I have to be honest and say that I completely failed at my daily readings this week. I was all out of sorts on Monday and it completely broke the pattern. I have however caught up this afternoon, so I can share a brief reflection from Paula Gooder’s The Meaning is in the Waiting with you now.
The focus for this week was on the prophets, whose words seem to speak of what was to unfold within the space of a few generations AND of what came to pass with the birth of Jesus AND of the restoration and recreation that we still await. By reminding us of the prophets, Advent “invites us to inhabit a swirl of time that stretches forwards and backwards but by doing so anchors us in the present” and so to think about what we have waited for and what we are still waiting for.

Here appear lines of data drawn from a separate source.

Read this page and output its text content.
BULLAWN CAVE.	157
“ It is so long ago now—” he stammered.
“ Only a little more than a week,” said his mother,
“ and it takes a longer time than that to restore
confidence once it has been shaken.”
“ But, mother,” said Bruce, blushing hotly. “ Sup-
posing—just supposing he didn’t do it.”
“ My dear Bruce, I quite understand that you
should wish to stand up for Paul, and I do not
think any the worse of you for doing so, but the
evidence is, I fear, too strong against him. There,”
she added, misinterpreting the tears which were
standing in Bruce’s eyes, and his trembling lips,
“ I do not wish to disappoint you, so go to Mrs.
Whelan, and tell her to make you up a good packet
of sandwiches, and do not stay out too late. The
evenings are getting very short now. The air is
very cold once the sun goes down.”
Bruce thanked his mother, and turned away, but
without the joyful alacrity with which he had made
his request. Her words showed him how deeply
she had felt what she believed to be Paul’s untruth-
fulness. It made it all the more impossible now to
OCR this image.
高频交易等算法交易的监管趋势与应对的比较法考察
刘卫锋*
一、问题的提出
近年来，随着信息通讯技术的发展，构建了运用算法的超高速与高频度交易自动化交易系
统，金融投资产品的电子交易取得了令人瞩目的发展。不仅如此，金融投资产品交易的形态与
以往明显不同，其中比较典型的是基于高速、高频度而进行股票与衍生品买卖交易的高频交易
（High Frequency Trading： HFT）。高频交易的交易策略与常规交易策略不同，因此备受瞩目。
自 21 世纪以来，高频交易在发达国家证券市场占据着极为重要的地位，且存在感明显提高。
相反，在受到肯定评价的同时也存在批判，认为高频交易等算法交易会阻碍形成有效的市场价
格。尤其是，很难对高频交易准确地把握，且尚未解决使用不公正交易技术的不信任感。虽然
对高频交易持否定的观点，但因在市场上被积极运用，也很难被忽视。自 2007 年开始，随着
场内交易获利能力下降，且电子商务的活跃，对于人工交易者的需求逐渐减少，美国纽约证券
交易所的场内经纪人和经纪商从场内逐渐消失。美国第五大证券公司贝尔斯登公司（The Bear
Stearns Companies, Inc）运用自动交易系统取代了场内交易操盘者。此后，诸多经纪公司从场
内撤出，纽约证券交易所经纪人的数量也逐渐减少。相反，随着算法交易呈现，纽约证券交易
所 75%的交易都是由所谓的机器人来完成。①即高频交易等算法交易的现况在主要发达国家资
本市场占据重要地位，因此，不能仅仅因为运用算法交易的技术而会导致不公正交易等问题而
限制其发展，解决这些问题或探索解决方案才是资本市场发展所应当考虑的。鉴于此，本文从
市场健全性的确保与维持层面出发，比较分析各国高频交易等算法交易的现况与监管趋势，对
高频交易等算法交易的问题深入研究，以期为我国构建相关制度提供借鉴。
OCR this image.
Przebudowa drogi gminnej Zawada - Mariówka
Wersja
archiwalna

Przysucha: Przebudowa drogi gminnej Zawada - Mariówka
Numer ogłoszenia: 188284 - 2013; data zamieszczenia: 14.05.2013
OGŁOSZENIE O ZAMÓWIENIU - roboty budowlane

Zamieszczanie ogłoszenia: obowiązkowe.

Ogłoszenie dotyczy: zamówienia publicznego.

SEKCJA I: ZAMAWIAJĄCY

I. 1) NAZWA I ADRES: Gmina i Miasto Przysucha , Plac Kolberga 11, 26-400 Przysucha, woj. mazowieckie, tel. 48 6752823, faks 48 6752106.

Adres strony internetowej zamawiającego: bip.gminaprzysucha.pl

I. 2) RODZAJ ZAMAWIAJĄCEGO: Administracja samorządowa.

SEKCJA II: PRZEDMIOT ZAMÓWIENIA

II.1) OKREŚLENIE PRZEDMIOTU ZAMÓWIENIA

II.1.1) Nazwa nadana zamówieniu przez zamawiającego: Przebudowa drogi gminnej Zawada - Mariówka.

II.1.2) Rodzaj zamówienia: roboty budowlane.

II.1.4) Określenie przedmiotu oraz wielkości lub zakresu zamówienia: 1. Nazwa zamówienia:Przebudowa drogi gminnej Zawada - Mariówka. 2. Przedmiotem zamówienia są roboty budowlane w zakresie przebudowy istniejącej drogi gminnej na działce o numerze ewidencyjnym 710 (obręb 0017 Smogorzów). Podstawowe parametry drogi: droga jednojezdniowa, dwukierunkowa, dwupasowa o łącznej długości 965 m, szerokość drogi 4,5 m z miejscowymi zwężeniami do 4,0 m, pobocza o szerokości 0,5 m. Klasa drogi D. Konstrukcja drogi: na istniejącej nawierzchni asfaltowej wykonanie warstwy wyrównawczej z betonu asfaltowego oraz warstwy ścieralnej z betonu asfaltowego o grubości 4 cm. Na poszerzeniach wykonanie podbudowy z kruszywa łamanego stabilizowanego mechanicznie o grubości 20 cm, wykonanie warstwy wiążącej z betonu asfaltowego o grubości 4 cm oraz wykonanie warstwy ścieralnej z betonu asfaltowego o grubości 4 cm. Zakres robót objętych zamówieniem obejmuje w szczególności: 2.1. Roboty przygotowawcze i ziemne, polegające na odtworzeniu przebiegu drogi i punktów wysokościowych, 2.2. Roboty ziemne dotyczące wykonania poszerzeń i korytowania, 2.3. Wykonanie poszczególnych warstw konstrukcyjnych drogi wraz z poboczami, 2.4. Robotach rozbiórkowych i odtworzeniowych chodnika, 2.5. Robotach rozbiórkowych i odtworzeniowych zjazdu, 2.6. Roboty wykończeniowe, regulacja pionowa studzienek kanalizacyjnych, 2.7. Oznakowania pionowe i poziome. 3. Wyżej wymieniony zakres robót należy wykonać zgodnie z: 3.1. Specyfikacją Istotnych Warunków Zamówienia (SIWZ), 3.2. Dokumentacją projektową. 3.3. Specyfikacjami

We focus on the messianic prophecies at Christmas, but another popular set of prophecies concerns what we call the end times. We often interpret these as referring only to a future moment, but then we can find ourselves falling into a very passive kind of waiting. The end times these prophecies describe are characterised by peace and justice, and we can don’t have to wait for those things, we can celebrate and create them. Love, forgiveness, generosity…”these are all end time moments, breaking into our world now”.
As Gooder says in the introduction to her book, Advent is the wait for a child, and that is a very active form of waiting, with preparations to be made and futures to be imagined. We should also be active, not only in our wait for Christmas, but also in our wait for all that has been promised, as we enter into the mad swirl of time.